April 01, 2023 07:47 pm | Updated April 02, 2023 01:05 pm IST - MYSURU

Bandipur was among the first Project Tiger reserves established in 1973.

Bandipur was among the first Project Tiger reserves established in 1973. | Photo Credit: M.A. Sriram

Bandipur completed 50 years as a Project Tiger Reserve on Saturday as it was on April 1, 1973, that the then Prime Minister Indira Gandhi launched the flagship conservation programme to arrest the big cat’s dwindling population.

There were 12 tigers in Bandipur when Project Tiger was launched, according to Ramesh Kumar, director, Bandipur Tiger Reserve. But thanks to protection measures, the number of tigers utilising the park is 173 while the number of tigers within the reserve has been pegged at 126 as per the Status of Tigers Co-predators and Prey in India, 2018, published by the National Tiger Conservation Authority, he added.

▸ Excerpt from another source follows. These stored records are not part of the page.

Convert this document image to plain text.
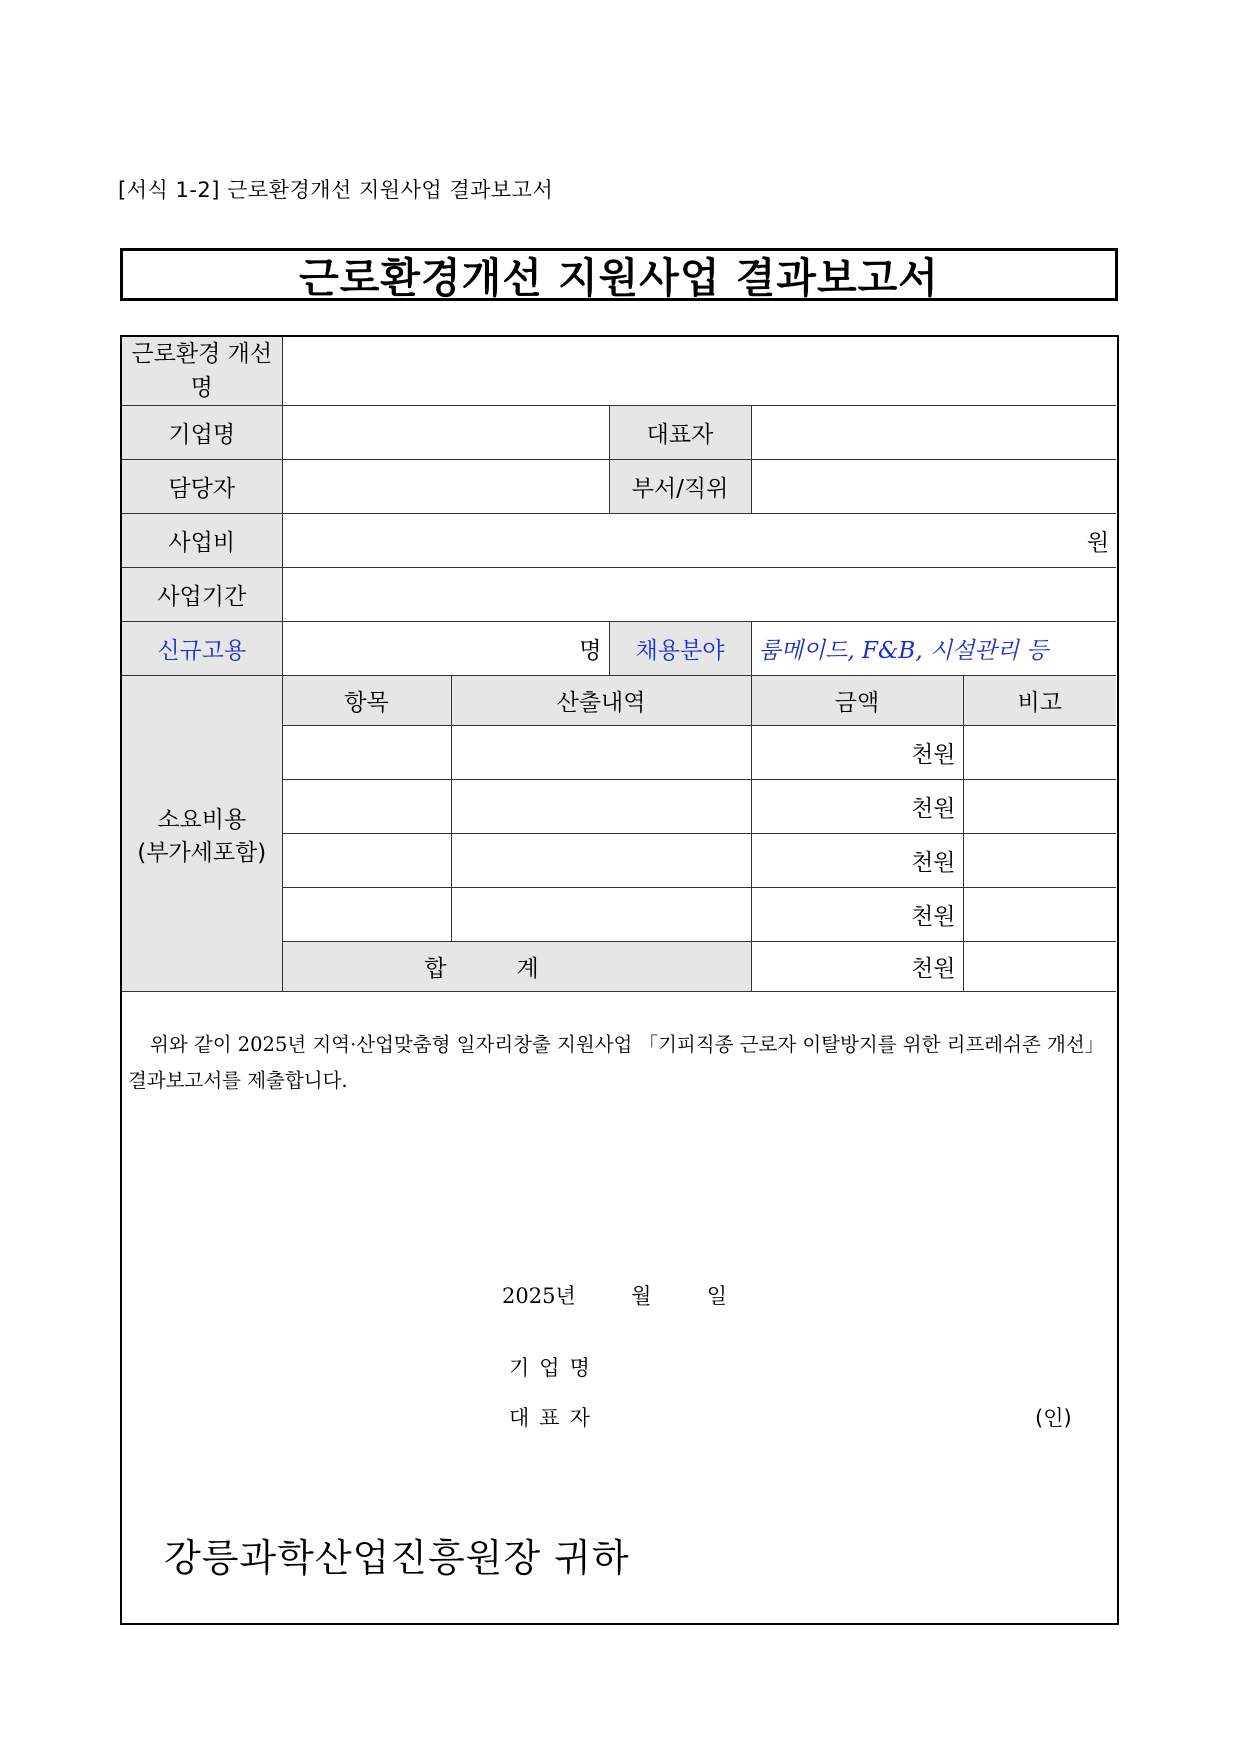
[서식 1-2] 근로환경개선 지원사업 결과보고서
근로환경개선 지원사업 결과보고서
근로환경 개선명					
기업명			대표자		
담당자			부서/직위		
사업비	원				
사업기간					
신규고용	명		채용분야	룸메이드, F&B, 시설관리 등	

소요비용
(부가세포함)	항목	산출내역		금액	비고
				천원	
				천원	
				천원	
				천원	
	합계			천원	
위와 같이 2025년 지역·산업맞춤형 일자리창출 지원사업 「기피직종 근로자 이탈방지를 위한 리프레쉬존 개선」 결과보고서를 제출합니다.
2025년	월	일
기업명
대표자	(인)
강릉과학산업진흥원장 귀하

The results of the 2022 tiger estimation exercise will be released by Prime Minister Narendra Modi on April 9 at a programme ‘’Commemorating 50 years of Project Tiger’’ to be held in Mysuru.

But much before the Wildlife Conservation Act, 1972, was passed, the erstwhile rulers of Mysuru had realised the imperatives of conserving the flora and fauna and the Mysore Game and Fish Preservation Act was passed in 1901.

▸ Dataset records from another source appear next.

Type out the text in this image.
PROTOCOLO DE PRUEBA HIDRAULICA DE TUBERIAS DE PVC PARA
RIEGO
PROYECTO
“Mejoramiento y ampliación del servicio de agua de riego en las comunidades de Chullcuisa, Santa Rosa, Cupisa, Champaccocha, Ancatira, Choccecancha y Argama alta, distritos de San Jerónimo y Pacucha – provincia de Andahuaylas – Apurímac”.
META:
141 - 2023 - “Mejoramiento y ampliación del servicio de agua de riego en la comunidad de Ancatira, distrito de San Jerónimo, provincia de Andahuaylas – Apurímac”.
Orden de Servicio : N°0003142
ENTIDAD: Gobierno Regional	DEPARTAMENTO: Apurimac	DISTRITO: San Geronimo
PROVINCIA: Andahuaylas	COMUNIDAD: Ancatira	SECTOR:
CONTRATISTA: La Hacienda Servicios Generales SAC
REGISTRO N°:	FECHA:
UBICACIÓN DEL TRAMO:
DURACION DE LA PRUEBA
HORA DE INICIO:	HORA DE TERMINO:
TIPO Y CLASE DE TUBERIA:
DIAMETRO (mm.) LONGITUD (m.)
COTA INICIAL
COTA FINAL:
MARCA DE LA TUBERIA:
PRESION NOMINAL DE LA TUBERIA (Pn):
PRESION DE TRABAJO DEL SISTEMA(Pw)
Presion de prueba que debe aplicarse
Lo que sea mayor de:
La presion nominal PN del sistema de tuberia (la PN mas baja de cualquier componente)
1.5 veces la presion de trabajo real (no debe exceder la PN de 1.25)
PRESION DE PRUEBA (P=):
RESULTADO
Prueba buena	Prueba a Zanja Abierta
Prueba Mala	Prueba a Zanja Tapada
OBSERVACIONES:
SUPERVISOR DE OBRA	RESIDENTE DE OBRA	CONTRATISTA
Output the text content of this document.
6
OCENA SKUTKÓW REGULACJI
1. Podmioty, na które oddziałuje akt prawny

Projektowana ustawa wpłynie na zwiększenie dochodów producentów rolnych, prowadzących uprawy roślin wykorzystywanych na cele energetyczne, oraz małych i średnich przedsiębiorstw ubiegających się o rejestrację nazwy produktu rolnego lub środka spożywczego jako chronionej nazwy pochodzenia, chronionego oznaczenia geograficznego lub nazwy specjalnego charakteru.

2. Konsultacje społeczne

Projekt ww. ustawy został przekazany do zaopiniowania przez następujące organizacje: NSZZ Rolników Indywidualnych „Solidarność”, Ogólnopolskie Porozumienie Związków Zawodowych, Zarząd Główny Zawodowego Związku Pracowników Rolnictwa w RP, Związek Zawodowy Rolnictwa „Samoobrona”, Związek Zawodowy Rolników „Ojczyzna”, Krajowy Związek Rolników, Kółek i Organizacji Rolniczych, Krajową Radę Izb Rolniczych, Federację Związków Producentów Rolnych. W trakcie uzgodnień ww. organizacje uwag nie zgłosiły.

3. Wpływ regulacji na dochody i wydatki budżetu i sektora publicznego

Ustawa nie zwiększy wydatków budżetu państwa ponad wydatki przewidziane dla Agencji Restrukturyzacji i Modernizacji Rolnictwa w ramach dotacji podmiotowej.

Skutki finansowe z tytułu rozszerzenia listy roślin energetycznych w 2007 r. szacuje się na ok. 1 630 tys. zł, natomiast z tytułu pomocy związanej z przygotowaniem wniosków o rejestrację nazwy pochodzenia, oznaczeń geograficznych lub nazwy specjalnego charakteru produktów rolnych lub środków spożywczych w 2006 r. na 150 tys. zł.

Game reserves and tiger blocks

The Mysore Gazetteer has recorded that several forest areas were not only preserved as Game Reserves but Tiger Blocks were identified and restrictions imposed on shooting. Initially an area spread over 35 sq miles was declared as a Game Sanctuary in Chamarajanagar State Forest of Mysore district in 1931 and was protected for 10 years.

However, the authorities subsequently realised that it was too small an area to constitute an ecological unit, and hence, in 1941, the Venugopal Wildlife Park was constituted extending over 800 sq km of which 82 sq miles was known as Bandipur Sanctuary within the park.

 The Gazetteer notes that the boundary extended from Moyar river forming the natural southern border towards the Nilgiris, and northwards, it stretched till Gundlupet including the 1,450 m high Himavad Gopalswamy Betta. The entire park was named after Venugopala, the deity at the temple atop the hill.

Among nine

Project Tiger was launched in 1973, Bandipur was among the first nine reserves to be brought under the flagship programme and it included most areas that were already a protected area as Venugopal Wildlife Park.

It was upgraded to a national park and renamed as Bandipur and the adjacent reserve forests were included under it to extend its area to 874.20 sq km. At present, it has an area of 912.04 sq km while the adjoining Nugu Wildlife Sanctuary too has been incorporated under Bandipur, which is recognised as among the prime tiger habitats in the world.

Biosphere reserve

The Bandipur Tiger Reserve is an important component of the country’s first biosphere reserve – Nilgiri Biosphere Reserve and the landscape spanning Bandipur, Nagarahole, Mudumalai, and Wayanad complex is home not only to the highest number of tigers in the country – about 724 - but is also to the largest Asian Elephant population.